U4/U6-depleted nuclear extract supports the formation of only spliceosomal A complexes. (A) RNA composition of U4/U6-depleted (lane 2) and mock-depleted (lane 1) extracts. RNA was analyzed as in Figure 2A. (B) Spliceosome assembly in U4/U6-depleted extract (lanes 1–7) and mock-depleted extract (lanes 8–14). Spliceosomal complexes were analyzed on a native gel at the indicated times. The positions of the H, A, and B complexes are indicated on the right. (C) Spliceosome assembly in mock- vs. U4/U6-depleted extract. Spliceosomal complexes were allowed to form under splicing conditions at 30°C for 20 min in U4/U6-depleted nuclear extract (triangles) and mock-depleted extract (circles). Subsequently, the complexes were separated on a 10%–30% glycerol gradient. The distribution of the radioactivity across each gradient is shown. Peaks were assigned as A or B complex based on their migration behavior according to Figure 1; the position of H complexes was verified independently (data not shown).

FIGURE 4.

Spliceosomal A complexes purified from U4/U6-depleted nuclear extract are functional. (A) RNA composition of spliceosomal complexes purified from U4/U6-depleted nuclear extract. RNA was analyzed as in Figure 2A and visualized by silver staining (upper panel) or by autoradiography (lower panel). (B) Splicing activity of A complexes purified from U4/U6-depleted extract.
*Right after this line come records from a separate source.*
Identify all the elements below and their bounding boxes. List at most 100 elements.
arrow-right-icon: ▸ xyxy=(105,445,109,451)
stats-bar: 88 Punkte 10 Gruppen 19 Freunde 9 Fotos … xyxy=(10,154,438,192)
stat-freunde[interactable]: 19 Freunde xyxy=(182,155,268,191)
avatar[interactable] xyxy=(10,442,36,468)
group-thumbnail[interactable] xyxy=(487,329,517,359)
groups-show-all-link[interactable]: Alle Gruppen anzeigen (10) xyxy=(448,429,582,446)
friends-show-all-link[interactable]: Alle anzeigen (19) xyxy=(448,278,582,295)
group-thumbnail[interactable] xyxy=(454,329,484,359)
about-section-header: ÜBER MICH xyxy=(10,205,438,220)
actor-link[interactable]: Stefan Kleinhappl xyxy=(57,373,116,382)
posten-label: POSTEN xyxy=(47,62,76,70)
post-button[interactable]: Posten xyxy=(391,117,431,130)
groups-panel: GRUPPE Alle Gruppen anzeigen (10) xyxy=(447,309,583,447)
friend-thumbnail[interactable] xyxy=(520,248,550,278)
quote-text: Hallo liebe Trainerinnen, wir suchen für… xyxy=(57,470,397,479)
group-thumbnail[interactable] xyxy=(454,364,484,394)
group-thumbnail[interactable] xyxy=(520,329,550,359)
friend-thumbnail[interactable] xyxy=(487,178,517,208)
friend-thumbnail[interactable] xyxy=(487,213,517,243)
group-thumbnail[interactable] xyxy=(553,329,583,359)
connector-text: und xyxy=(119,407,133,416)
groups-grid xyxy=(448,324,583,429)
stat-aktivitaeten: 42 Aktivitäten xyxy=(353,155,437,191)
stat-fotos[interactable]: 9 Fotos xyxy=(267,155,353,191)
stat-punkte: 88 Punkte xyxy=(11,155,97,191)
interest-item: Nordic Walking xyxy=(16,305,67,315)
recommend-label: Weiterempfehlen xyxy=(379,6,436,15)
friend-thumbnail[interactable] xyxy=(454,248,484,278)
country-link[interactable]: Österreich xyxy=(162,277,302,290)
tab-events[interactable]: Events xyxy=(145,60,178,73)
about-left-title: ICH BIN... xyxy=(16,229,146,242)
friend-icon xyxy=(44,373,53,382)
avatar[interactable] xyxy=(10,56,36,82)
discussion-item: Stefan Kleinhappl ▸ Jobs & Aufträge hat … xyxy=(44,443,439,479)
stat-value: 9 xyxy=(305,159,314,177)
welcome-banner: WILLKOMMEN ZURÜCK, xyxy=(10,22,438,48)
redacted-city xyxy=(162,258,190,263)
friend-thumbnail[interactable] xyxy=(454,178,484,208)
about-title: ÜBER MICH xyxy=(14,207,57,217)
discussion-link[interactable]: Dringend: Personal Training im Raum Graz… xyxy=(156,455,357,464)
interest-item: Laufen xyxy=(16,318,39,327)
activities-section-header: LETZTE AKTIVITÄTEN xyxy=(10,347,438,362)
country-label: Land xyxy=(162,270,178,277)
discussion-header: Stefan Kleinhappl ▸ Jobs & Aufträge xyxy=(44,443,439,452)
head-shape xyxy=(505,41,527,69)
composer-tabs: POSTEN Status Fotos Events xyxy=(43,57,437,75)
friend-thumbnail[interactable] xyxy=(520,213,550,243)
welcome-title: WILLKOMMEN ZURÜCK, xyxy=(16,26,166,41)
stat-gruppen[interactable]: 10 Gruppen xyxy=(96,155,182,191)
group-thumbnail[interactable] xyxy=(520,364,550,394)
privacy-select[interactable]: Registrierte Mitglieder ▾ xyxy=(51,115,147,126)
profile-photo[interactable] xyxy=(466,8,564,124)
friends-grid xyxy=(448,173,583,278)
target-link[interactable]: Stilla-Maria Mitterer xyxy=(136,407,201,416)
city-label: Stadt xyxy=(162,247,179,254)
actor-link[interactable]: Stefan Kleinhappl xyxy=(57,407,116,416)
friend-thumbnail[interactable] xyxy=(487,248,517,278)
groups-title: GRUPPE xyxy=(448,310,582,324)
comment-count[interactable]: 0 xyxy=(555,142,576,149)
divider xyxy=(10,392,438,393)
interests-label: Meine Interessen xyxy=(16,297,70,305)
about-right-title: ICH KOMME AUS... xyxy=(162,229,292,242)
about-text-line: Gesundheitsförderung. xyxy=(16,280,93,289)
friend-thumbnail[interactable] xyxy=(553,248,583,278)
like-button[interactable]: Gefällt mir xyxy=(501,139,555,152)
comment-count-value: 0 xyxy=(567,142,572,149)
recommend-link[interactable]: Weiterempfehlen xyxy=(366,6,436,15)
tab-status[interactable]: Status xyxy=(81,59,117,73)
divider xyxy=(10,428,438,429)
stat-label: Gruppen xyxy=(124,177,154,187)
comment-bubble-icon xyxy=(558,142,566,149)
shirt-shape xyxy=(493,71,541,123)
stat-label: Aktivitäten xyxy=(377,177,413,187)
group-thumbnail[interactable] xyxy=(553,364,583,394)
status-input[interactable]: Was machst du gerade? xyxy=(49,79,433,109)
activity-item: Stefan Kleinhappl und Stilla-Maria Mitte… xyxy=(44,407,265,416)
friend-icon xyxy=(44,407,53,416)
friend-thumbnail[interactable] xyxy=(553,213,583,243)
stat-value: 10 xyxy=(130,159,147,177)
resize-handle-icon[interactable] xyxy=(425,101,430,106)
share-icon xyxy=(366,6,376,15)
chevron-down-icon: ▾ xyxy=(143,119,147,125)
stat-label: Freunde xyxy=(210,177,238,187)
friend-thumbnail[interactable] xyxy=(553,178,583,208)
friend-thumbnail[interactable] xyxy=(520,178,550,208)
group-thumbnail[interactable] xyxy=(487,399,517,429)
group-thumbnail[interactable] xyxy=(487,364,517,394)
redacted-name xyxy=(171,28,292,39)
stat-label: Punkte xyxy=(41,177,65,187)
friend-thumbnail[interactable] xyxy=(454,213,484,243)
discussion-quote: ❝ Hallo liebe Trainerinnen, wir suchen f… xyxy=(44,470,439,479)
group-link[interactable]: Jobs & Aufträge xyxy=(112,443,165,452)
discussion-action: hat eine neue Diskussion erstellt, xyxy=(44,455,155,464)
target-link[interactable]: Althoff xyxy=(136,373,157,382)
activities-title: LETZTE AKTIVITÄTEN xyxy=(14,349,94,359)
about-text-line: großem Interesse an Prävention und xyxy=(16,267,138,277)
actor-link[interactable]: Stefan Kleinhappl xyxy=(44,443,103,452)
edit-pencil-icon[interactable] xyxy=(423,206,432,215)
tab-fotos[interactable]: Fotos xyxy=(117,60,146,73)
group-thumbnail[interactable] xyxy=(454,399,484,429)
Purified spliceosomal A complexes (lanes 1,2) or an equimolar mixture of the purified A complex and naked, untagged MINX pre-mRNA (lanes 3,4) were incubated in the presence of U2-depleted extract for 3 h at 0°C (lane 1) or at 30°C (lanes 2,3), or for 3 h at 30°C in U2-depleted extract complemented with 12S U2 snRNPs (lane 4). RNA was analyzed as in Figure 2B.